Vienna scored a “near-ideal” 99.1, beating Melbourne into second place on 98.4. Japan’s Osaka took third place.
Australia and Canada dominated the top ten, each boasting three cities. Australia had Melbourne, Sydney (fifth) and Adelaide (10th) while Canada had Calgary (fourth), Vancouver (sixth) and Toronto (joint seventh).
Manchester (35th), Paris (19th), and Copenhagen (ninth) experienced the biggest rise in the rankings among European cities, jumping 16, 13 and 12 places respectively. The survey attributed the rise of Manchester and Paris to resilience after militant attacks, though the stability scores for both cities are among the lowest in Western Europe.
Melbourne had been ranked by the EIU as the world’s most liveable city for seven years in a row, from 2011 to 2017. Between 2004 and 2010, Vancouver, Canada, was ranked the EIU’s most liveable city, with Melbourne sharing first place in the inaugural 2002 report. Vienna has been in second place for the past two years.
Author of the survey Roxana Slavcheva (pictured) said “changes in livability elsewhere can therefore have a significant impact on the rankings of individual cities. Although nationalism continues to be on the rise, cities in Europe have seen levels of unrest generally stabilise as social conflict arising from the migration crisis, Brexit or the Catalonian independence referendum have subsided.”

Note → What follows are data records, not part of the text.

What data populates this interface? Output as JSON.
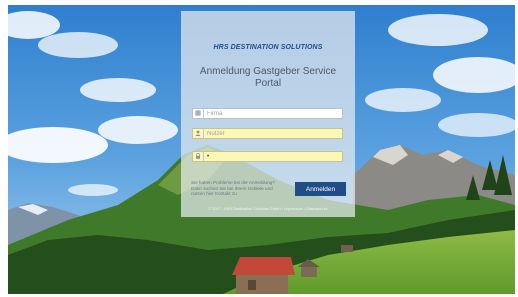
{
  "brand": "HRS DESTINATION SOLUTIONS",
  "title": "Anmeldung Gastgeber Service Portal",
  "form": {
    "company_placeholder": "Firma",
    "company_value": "",
    "user_placeholder": "Nutzer",
    "user_value": "",
    "password_value": "•",
    "login_label": "Anmelden"
  },
  "help_text": "Sie haben Probleme bei der Anmeldung? Dann suchen Sie bei Ihrem Gebiete und nutzen hier Kontakt zu",
  "footer": "© 2017 - HRS Destination Solutions GmbH • Impressum • Datenschutz",
  "icons": {
    "company": "building-icon",
    "user": "user-icon",
    "password": "lock-icon"
  },
  "colors": {
    "brand": "#1f4f8f",
    "button": "#1f4d87",
    "highlight_field": "#fbf7b5"
  }
}
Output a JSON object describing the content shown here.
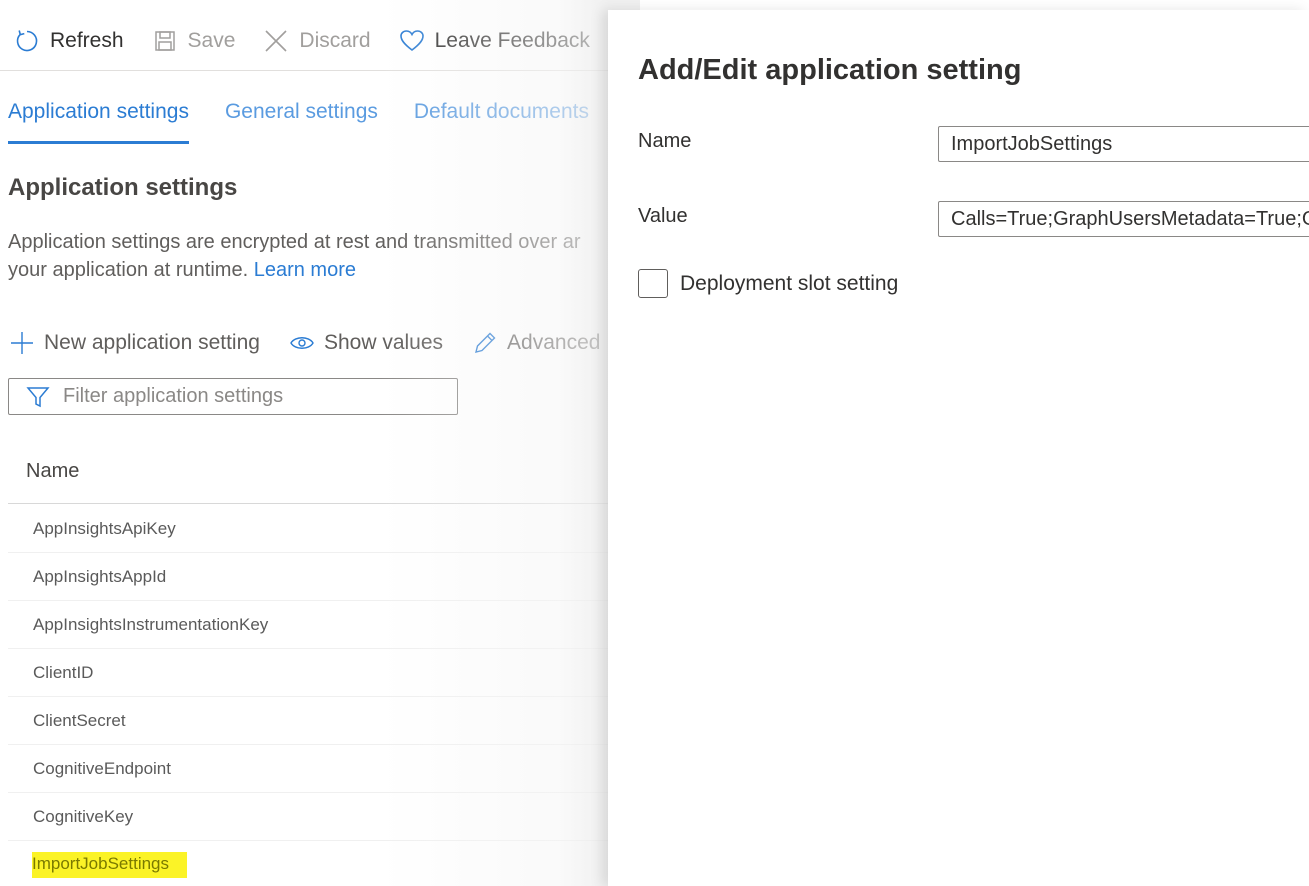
{
  "command_bar": {
    "refresh": "Refresh",
    "save": "Save",
    "discard": "Discard",
    "feedback": "Leave Feedback"
  },
  "tabs": [
    {
      "label": "Application settings",
      "active": true
    },
    {
      "label": "General settings",
      "active": false
    },
    {
      "label": "Default documents",
      "active": false
    }
  ],
  "section": {
    "title": "Application settings",
    "description": "Application settings are encrypted at rest and transmitted over an encrypted channel. You can choose to display them in plain text in your browser by using the controls below. Application Settings are exposed as environment variables for access by your application at runtime.",
    "desc_line1": "Application settings are encrypted at rest and transmitted over ar",
    "desc_line2": "your application at runtime.",
    "learn_more": "Learn more"
  },
  "toolbar": {
    "new_setting": "New application setting",
    "show_values": "Show values",
    "advanced_edit": "Advanced"
  },
  "filter": {
    "placeholder": "Filter application settings"
  },
  "table": {
    "header_name": "Name",
    "rows": [
      "AppInsightsApiKey",
      "AppInsightsAppId",
      "AppInsightsInstrumentationKey",
      "ClientID",
      "ClientSecret",
      "CognitiveEndpoint",
      "CognitiveKey",
      "ImportJobSettings"
    ],
    "highlighted_row_index": 7,
    "highlight_color": "#fbf327"
  },
  "panel": {
    "title": "Add/Edit application setting",
    "name_label": "Name",
    "name_value": "ImportJobSettings",
    "value_label": "Value",
    "value_value": "Calls=True;GraphUsersMetadata=True;G",
    "slot_setting_label": "Deployment slot setting",
    "slot_setting_checked": false
  },
  "colors": {
    "accent": "#2b7cd3",
    "text": "#323130",
    "muted": "#605e5c"
  }
}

“What is more, over the past year, there have been notable improvements in security in several western European cities resulting in no city in the region registering a fall in livability this year.”
Five German cities were ranked in the top 30., Frankfurt, Hamburg, Berlin, Munich and Düsseldorf.
The five worst cities to live in were Damascus at the bottom of the table followed by Dhaka, Lagos, Karachi and Port Moresby in Papua New Guinea. Abidjan, Hanoi, Belgrade and Tehran saw the largest improvements in liveability over the last five years – more than five percentage points. Ukraine’s Kiev saw the largest drop in its liveability over the last five years (-12.6pc). Puerto Rico’s San Juan – which was devastated by a hurricane last year – as well as Damascus and Caracas also saw steep drops.
Vienna also topped the livability survey compiled by American global human resources and related financial services consulting firm Mercer annually releases its Mercer Quality of Living Survey, comparing 221 cities based on 39 criteria.
Munich topped lifestyle magazine Monocle’s annual list of 25 most liveable cities based on safety/crime, international connectivity, climate/sunshine, quality of architecture, public transport, tolerance, environmental issues and access to nature, urban design, business conditions, pro-active policy developments and medical care. Monocole’s list is known for being Euro-centric and the Mercer lists concentrate son North American cities.